Le festival de Dour est passé aux gobelets jetables, même s’il estime qu’ils n’ont aucune vertu écologique.
Flickr / CC PARNCND 2.0 / Olivier Bourgi

Sous-utilisés, ils sont en réalité plus polluants. Selon le collectif R2D2Pour aider les festivals français à réduire au maximum leurs déchets plastiques, la meilleure option reste les gobelets en plastique réutilisables, à condition de les utiliser au moins quinze fois.
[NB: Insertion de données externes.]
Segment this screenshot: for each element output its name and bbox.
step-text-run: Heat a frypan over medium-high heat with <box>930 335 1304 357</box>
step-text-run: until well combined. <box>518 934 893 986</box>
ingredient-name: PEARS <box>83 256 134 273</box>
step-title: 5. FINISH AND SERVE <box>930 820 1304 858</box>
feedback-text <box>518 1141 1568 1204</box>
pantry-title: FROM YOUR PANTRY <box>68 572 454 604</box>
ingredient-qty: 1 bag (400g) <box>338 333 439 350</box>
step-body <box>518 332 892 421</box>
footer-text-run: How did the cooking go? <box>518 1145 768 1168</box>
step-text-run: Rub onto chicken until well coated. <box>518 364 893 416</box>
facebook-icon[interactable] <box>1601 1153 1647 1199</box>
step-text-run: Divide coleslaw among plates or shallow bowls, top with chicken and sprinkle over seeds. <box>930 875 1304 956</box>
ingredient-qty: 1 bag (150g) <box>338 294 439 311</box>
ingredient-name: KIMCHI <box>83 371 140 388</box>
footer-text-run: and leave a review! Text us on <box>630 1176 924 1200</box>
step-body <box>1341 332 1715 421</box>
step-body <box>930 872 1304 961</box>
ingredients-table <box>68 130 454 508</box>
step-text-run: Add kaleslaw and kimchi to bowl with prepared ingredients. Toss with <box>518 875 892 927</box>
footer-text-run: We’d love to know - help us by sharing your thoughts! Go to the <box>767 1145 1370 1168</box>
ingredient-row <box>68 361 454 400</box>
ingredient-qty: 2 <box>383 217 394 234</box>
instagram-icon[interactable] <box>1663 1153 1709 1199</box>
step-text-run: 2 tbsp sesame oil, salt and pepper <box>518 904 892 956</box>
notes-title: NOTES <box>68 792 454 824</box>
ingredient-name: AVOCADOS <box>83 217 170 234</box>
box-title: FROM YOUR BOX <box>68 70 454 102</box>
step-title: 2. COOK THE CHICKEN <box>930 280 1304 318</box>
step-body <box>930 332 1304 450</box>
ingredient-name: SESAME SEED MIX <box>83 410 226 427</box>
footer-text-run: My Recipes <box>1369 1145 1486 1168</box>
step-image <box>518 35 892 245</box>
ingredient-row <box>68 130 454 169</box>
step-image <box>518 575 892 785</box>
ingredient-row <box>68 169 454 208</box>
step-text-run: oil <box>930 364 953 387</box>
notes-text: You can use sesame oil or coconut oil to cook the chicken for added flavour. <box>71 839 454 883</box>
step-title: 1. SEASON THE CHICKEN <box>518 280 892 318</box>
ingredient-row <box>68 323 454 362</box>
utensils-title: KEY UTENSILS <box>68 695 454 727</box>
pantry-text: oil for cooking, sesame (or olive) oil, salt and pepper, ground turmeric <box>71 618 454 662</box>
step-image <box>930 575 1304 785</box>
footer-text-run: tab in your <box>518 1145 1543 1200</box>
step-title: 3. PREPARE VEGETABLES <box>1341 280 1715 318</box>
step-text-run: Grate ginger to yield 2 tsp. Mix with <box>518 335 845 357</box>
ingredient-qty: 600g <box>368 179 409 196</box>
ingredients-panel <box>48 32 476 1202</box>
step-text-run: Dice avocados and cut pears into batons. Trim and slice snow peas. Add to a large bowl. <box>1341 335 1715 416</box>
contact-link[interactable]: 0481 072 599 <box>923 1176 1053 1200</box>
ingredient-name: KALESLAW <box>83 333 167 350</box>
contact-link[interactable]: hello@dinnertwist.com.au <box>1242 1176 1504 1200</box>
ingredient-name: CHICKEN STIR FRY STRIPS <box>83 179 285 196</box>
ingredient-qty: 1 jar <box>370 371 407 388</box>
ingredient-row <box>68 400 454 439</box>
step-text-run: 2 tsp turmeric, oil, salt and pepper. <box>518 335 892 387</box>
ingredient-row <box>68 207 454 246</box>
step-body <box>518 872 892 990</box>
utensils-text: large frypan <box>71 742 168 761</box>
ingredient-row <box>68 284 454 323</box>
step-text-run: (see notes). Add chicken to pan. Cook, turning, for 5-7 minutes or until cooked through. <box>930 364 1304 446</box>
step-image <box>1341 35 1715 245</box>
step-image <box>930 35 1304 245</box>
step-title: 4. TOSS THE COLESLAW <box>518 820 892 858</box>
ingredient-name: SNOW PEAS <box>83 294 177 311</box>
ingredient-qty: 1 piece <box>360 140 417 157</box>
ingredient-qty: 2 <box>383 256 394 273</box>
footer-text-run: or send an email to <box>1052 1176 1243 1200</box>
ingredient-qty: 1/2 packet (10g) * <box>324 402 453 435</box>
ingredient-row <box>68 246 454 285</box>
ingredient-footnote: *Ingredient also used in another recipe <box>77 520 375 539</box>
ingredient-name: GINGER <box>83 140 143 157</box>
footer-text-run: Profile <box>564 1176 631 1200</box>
Aux équipes des festivals de s’organiser en conséquence.

En revanche, le fondateur du festival a des doutes sur le comportement individuel des participants. Sont-ils capables, dans une ambiance festive, de garder leur coupe et de la ramener au bar au moment du tour suivant ? ? Au milieu de la nuit, après le concert de Subtronics, le journaliste qui écrit ces lignes a pu constater que quasiment aucun gobelet n’avait été abandonné, contrairement à des milliers de bouteilles d’eau en plastique.

Certains festivals belges s’en sortent bien, comme Couleur Café à Bruxelles. Tapio a estimé son empreinte carbone à 471 tonnes, soit… 300 fois moins que Tomorrowland. Esperanzah à Floreffe se distingue par son respect des circuits courts et des produits frais. «  Nous les envions sur ce point. « , Carlo Di Antonio sourit.

Enfin, en terme de bonnes pratiques et malgré un bilan négatif, on citera… Tomorrowland, qui collabore avec le collectif After Festival Récup qui récupère tentes, sacs de couchage et nourriture laissés sur place. «  Nous aidons les sans-abris et les migrants à Calais, et pour nous, les sacs de couchage sont précieux. Nous les mettons tous dans les conteneurs, et en novembre-décembre, ils nous envoient les sacs de couchage lavés »affirme Renaud Jean-Louis, du collectif.

Malagigi Boutot

A final year student studying sports and local and world sports news and a good supporter of all sports and Olympic activities and events.